I tre amici di Betania

«In questo sta l’amore: non siamo stati noi ad amare Dio, ma è lui che ha amato noi» (1Gv 4,10). La prima Lettera di S. Giovanni apostolo è una sintesi mirabile del concetto e della realtà dell’amore che è Dio. La manifestazione più concreta di questo amore è il dono del Figlio unigenito che da dato la vita per la salvezza del mondo. La rivelazione puntualizza che è Dio che ci ha amato per primo. La dimostrazione viene da esempi pratici che Cristo ha offerto e da risposte concrete da parte degli uomini. La Liturgia odierna celebra la memoria dei tre fratelli di Betania, Marta, Maria e Lazzaro, grandi amici di Gesù. Sulla scia di quanto aveva già fatto S. Giovanni Paolo II, papa Francesco ha decretato nel 2021 la celebrazione congiunta. I tre sono accomunati da un identico, intenso amore per Gesù di Nazaret, sotto forma di ricambio grato e riconoscente al particolare suo amore ed alla manifesta amicizia con la quale Egli si rapportava con loro. Betania era una stazione missionaria sistematica dove il Maestro si fermava assaporando i valori ed il calore della famiglia ed il grande dono dell’amicizia e della condivisione umana. Gli episodi evangelici lo testimoniano con sobrietà ed intensità. Marta è nello stesso tempo un modello di attività di accoglienza ed una testimonianza tenace di fede.
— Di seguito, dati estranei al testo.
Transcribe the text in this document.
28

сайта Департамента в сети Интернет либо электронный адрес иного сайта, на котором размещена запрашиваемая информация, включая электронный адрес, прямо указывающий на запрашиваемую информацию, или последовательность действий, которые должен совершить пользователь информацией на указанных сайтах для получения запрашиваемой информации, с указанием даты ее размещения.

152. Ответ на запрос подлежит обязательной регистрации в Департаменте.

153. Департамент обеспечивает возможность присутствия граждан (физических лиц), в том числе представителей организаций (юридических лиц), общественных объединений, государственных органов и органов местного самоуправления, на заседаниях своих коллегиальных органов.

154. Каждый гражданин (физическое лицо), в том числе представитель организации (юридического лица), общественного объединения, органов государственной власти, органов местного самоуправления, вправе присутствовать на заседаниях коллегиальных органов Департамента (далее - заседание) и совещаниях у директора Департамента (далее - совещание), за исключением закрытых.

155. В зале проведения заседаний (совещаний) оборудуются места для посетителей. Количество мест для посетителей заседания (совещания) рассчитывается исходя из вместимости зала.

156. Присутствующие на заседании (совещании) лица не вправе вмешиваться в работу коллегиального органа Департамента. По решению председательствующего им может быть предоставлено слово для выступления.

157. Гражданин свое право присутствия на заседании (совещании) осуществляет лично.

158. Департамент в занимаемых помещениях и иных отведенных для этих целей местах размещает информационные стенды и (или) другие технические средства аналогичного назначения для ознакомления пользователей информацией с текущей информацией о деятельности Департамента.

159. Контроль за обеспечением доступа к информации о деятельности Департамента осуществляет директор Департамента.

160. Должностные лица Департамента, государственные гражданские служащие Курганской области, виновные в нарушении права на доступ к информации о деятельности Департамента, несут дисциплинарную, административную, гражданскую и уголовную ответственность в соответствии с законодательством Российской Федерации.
Maria scelse la parte migliore accogliendo docilmente la Parola di Gesù, e diviene esempio di scelte contemplative. Per Lazzaro morto, Cristo autore della vita, pianse e lo richiamò in vita dal sepolcro. Da questi esempi luminosi deriva l’obbligo del comandamento nuovo donato da Cristo: amarsi gli uni gli altri per poter rimane nell’amore di Dio e per Dio. P. Angelo Sardone

Le dieci parole

«In quei giorni, Dio pronunciò tutte queste parole» (Es 20,1 ss). Dio e Mosè si incontrano sulla vetta del monte Sion. È, insieme col passaggio del mar Rosso, l’avvenimento più importante nel cammino di liberazione dall’Egitto e di costituzione di Israele come popolo di Dio. È l’evento del dono del «decalogo», le dieci parole, ossia i comandamenti, le parole di Dio per eccellenza. La storia sacra riporta lo stesso evento secondo la tradizione deuteronomista nel libro appunto del Deuteronomio (5,6-22). La formulazione è breve perché possa essere ricordata a memoria e copre l’intero campo della vita religiosa e morale. È il cuore della legge mosaica: Cristo richiamerà continuamente la loro osservanza ed aggiungerà quale sigillo di perfezione, i suoi consigli evangelici (Mc 10,7-21). Una condizione indispensabile è il fatto che Dio richiede un culto esclusivo, frutto dell’alleanza e distingue il popolo di Israele da tutti gli altri popoli. Tanto si è scritto e si continuerà a scrivere su questo evento. I primi quattro comandamenti si riferiscono ai doveri verso Dio; i rimanenti sei a quelli verso gli altri uomini. L’origine divina implica la solenne autorità dei comandamenti. Ai tempi della proclamazione del Vangelo, il decalogo non aveva ancora acquistato una forma fissa e l’importanza che acquisterà invece con la diffusione del Cristianesimo. Il Catechismo della Chiesa Cattolica riporta una complessiva e sistematica trattazione dei dieci comandamenti nella seconda parte del testo. La Tradizione della Chiesa ha sempre riconosciuto in essi un’importanza ed un significato fondamentali perché enunziano le esigenze dell’amore di Dio ed hanno un posto preponderante nella catechesi dei battezzati. P. Angelo Sardone

E’ passato attraverso il fuoco ed il fumo!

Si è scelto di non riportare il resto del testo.